I am scared. I am holding it together, for my kids. I am handling this as best as I can. I have to be strong for my son. I am worried about him. He has had such a hard time of it, and I hate that he is going through this. I can tell that he is in pain, and that breaks my heart. I wish I could make this easier for him.
We need to discuss getting a hearing aid for my son. I just don’t think that he would allow that. I don’t think that he would keep one in. He might, over time, get used to wearing one. If we end up getting one for him. I want to wait until the obstruction is diagnosed, and know for sure if the hearing loss is permanent. This is going to be a process. I will take it one day at a time.
There is some good news. My son is getting better with sign language. He has been learning and signing a new word each week. It’s great to be able to communicate with him in this manner. My daughter is learning the signs, too. I have a sign language book, and we have all been learning some basic signs.
Things are changing. Some good and some bad. Through it all, my family has stayed strong. We have supported each other, and are closer. Together, we can handle anything. The holidays are coming. I’m worried about Christmas this year. Each year, it’s a struggle to provide my children with what they want. Now that they are both getting older, their Christmas wish list gets more expensive. I’ve depended heavily on relatives to provide some of the items on their list. Right now, the only thing I want for Christmas is for both of my kids to be healthy.




Keep the sign language going and if possible, get writing, drawing and pictures (and computers) working as a means of communication. If that works well, then it’s ipod/android or tablet-phone time.
Please don’t go down the hearing aid track. They’re *VERY* uncomfortable and provide little (if any) benefit.
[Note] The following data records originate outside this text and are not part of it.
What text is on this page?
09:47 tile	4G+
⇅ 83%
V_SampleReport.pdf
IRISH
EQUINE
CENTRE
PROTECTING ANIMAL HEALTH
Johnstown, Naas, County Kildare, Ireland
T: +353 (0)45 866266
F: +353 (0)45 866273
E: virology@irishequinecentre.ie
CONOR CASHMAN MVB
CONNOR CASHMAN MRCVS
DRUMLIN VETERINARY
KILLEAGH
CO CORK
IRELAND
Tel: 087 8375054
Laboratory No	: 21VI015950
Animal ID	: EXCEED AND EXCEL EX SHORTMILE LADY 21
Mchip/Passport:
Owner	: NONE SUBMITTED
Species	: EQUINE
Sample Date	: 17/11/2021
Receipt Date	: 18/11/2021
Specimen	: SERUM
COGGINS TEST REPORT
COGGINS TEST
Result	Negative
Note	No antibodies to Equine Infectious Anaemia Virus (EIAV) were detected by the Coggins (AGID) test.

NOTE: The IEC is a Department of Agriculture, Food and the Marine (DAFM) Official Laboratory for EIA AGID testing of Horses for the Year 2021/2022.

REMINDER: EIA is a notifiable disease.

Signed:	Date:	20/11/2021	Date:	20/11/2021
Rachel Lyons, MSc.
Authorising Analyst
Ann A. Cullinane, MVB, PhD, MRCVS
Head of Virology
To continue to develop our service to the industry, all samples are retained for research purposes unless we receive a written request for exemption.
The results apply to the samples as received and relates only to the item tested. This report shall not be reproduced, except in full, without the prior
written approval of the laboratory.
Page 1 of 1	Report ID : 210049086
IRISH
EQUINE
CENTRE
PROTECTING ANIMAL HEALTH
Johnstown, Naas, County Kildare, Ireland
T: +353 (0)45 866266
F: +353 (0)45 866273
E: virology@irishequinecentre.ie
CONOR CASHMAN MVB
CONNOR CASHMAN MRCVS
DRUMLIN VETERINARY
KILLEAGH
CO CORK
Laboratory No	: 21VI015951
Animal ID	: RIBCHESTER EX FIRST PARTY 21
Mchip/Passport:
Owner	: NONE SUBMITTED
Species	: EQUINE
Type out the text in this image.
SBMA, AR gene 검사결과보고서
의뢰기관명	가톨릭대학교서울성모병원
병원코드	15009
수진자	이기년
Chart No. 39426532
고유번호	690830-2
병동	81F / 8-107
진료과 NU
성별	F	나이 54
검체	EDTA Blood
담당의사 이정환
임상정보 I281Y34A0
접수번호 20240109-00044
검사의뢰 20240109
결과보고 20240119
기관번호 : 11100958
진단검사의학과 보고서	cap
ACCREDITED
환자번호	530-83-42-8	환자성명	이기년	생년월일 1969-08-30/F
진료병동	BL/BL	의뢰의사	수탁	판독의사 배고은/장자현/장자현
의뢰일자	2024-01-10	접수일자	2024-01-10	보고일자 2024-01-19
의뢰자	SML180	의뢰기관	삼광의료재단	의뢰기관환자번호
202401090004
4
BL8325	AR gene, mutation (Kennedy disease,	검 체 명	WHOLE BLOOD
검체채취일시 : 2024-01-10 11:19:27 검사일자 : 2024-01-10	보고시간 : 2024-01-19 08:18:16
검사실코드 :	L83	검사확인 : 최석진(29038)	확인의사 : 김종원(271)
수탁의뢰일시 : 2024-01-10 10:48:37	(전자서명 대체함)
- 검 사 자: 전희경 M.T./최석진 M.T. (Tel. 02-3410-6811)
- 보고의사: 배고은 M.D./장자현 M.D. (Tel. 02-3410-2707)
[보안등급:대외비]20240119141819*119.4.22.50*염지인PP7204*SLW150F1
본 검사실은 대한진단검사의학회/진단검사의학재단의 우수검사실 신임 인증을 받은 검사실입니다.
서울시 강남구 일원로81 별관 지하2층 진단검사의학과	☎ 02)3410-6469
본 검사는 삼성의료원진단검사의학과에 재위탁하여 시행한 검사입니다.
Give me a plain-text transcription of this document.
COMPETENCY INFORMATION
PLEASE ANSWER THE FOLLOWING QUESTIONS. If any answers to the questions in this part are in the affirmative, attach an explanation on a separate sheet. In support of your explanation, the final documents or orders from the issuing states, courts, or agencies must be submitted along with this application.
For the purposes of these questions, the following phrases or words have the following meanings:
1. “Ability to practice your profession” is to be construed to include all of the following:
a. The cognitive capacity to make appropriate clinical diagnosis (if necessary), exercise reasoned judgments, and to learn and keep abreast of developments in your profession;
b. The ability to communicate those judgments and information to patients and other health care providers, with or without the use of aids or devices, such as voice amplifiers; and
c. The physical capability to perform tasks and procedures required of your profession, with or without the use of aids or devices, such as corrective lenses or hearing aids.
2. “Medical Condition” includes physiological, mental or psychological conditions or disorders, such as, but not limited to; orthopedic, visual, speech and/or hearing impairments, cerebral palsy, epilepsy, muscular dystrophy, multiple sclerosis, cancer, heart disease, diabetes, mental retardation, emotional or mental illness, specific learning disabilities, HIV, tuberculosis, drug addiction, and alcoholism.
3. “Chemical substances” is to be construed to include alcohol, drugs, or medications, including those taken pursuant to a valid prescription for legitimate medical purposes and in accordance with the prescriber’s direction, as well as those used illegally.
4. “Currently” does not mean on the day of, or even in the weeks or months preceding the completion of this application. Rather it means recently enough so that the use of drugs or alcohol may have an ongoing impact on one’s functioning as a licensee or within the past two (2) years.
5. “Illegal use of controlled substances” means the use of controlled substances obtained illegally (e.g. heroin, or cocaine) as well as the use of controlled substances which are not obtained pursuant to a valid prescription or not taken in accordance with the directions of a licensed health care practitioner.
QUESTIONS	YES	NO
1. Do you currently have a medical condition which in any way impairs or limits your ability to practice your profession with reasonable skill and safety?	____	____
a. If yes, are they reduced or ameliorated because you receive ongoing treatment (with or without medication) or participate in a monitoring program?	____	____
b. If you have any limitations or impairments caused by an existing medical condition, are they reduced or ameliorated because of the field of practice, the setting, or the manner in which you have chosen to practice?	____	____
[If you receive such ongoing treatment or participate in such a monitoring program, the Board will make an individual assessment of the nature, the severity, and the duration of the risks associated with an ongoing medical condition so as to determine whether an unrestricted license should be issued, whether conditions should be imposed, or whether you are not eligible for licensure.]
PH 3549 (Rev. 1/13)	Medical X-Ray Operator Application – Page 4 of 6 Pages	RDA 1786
You’ll also find that reduced hearing is actually a plus for people with autism as it cuts down on one of their biggest sensory issues.
Having started out with hearing aids and stopping after 10 years, then restarting (briefly) after another 20, I can tell you that the technology has gone backwards. They’re now far more expensive and far less useful than they ever were.
I wouldn’t wish one on my worst enemy.
My thoughts are with you at this difficult time. I hope everything works out well.
Gavin.
Gavin Bollard recently posted..Book Review: "Ten Things Every Child with Autism Wishes You Knew" (Updated and Expanded Edition)
Thanks, Gavin. I really don’t want to do a hearing aid for my son. I think he would completely hate it, and would not wear it. He is still hearing us when we talk to him. The first time it was suggested that he get a hearing aid, we instantly decided not to. The slight hearing loss actually helped him. He has super sensitive ears. Now, I am just not sure how much he is hearing. But, I do know my son. He would not respond well to being introduced to a hearing aid. Right now, I’m more focused on finding out what the obstruction is. The doctor wants us to talk to someone about a hearing aid. I feel that it is a discussion that should wait. One step at a time. The obstruction might be causing the hearing loss, and it might be something that can be fixed. We won’t know until after the scan is done. Until I know exactly what is going on, there will be no discussion about a hearing aid. Why put my son through something that he might not need? Especially when I know we won’t be able to get him to wear one.